According to BBC News, the UN medical worker was originally from Sudan. He died in Germany despite receiving experimental drugs to treat EBOLA virus. This 2014, over 4,400 people have died from the outbreak, which is mostly in West Africa.
The Guardian reported on the patient's arrival, hospital doctors said his condition was highly critical, but stable. Through a statement on Tuesday morning, the clinic confirmed that the patient had died on Monday night, in spite of the intensive medical actions and the best efforts of the staff.
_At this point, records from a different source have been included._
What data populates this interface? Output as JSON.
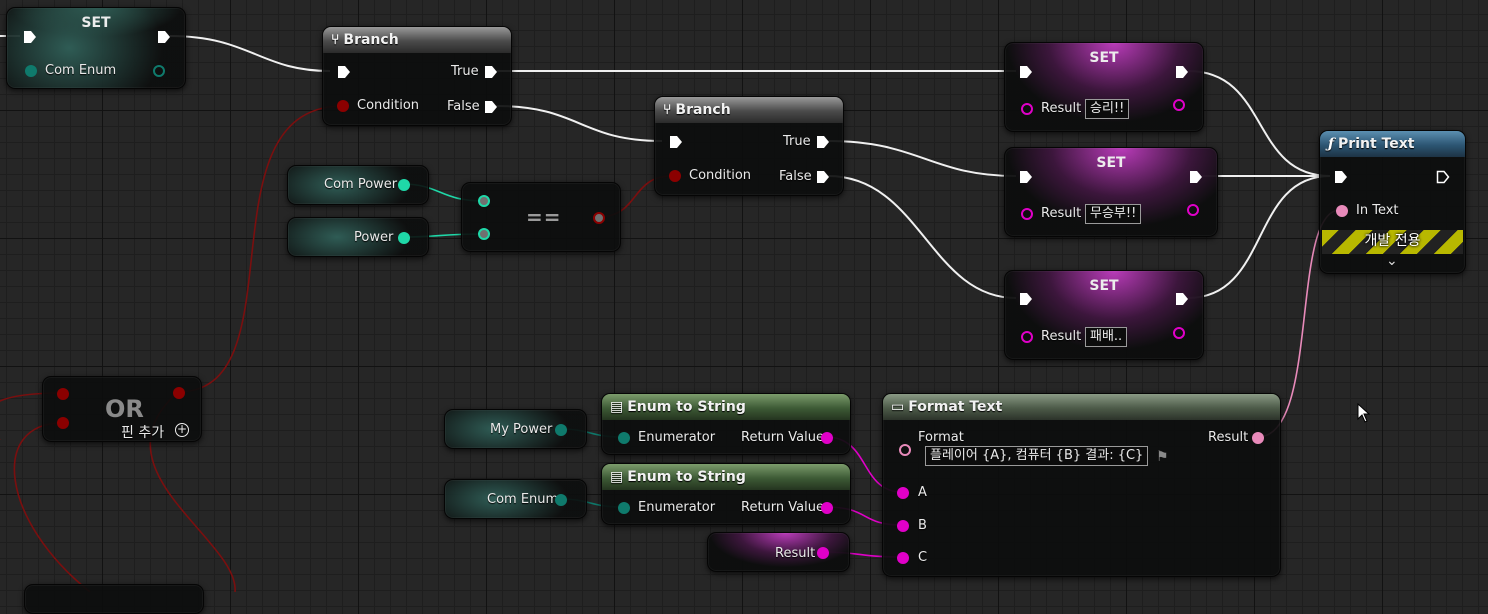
{
  "colors": {
    "exec": "#ffffff",
    "bool": "#8b0000",
    "enum": "#0f7a6c",
    "byte_int": "#1fd8a8",
    "text": "#e14fc0",
    "print_header": "#2c5572"
  },
  "nodes": {
    "set_com_enum": {
      "title": "SET",
      "pin": "Com Enum"
    },
    "branch1": {
      "title": "Branch",
      "true": "True",
      "false": "False",
      "condition": "Condition",
      "icon": "branch-icon"
    },
    "branch2": {
      "title": "Branch",
      "true": "True",
      "false": "False",
      "condition": "Condition",
      "icon": "branch-icon"
    },
    "var_com_power": {
      "label": "Com Power"
    },
    "var_power": {
      "label": "Power"
    },
    "equal": {
      "label": "=="
    },
    "or_node": {
      "label": "OR",
      "add_pin": "핀 추가",
      "add_icon": "plus-circle-icon"
    },
    "set_win": {
      "title": "SET",
      "pin": "Result",
      "value": "승리!!"
    },
    "set_draw": {
      "title": "SET",
      "pin": "Result",
      "value": "무승부!!"
    },
    "set_lose": {
      "title": "SET",
      "pin": "Result",
      "value": "패배.."
    },
    "print_text": {
      "title": "Print Text",
      "icon": "function-icon",
      "in_text": "In Text",
      "dev_only": "개발 전용",
      "expand_icon": "chevron-down-icon"
    },
    "var_my_power": {
      "label": "My Power"
    },
    "var_com_enum": {
      "label": "Com Enum"
    },
    "enum_to_string1": {
      "title": "Enum to String",
      "input": "Enumerator",
      "output": "Return Value",
      "icon": "document-icon"
    },
    "enum_to_string2": {
      "title": "Enum to String",
      "input": "Enumerator",
      "output": "Return Value",
      "icon": "document-icon"
    },
    "var_result": {
      "label": "Result"
    },
    "format_text": {
      "title": "Format Text",
      "icon": "format-icon",
      "format_label": "Format",
      "format_value": "플레이어 {A}, 컴퓨터 {B} 결과: {C}",
      "result": "Result",
      "a": "A",
      "b": "B",
      "c": "C",
      "flag_icon": "flag-icon"
    }
  }
}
The Leipzig clinic has guaranteed the public that there is no threat of EBOLA infection for people in the area. The man had arrived in Germany this 2014 on a specially modified Gulfstream jet with a quarantine chamber and had been treated on an isolation unit by staff wearing protection suits.
The Sudanese man was the third EBOLA victim this 2014 to receive treatment in Germany. In Frankfurt, a Ugandan doctor is being treated in an isolation unit while a Senegalese man was recently released from Hamburg clinic after five weeks of treatment.
The German government claims to be well-equipped for a possible outbreak of EBOLA this 2014. It said isolation units at hospitals in Frankfurt, Berlin, Düsseldorf, Leipzig, Munich, Stuttgart and Hamburg could hold a total of 50 Ebola patients. However, there are no current plans to increase the number of units.
The West African EBOLA outbreak is still out of control particularly in Liberia, Guinea and Sierra Leone. The World Health Organization said the rate of new cases at some of the central areas has decreased, but the number of cases in the capitals of the worst affected areas continues to rise.
The World Health Organization said the number of health workers exposed to the disease is alarming. The agency also warned the outbreak threatens the actual existence of societies and could lead to failed conditions. They also cautioned that there could be up to 10,000 new cases of EBOLA per week in the next two months, up from the 1,000 cases per week presently perceived.
Meanwhile, according to Jenny Hill of BBC in Berlin, the EBOLA patient who died in Germany this 2014 was the second member of the UN team in Liberia to die from the deadly virus.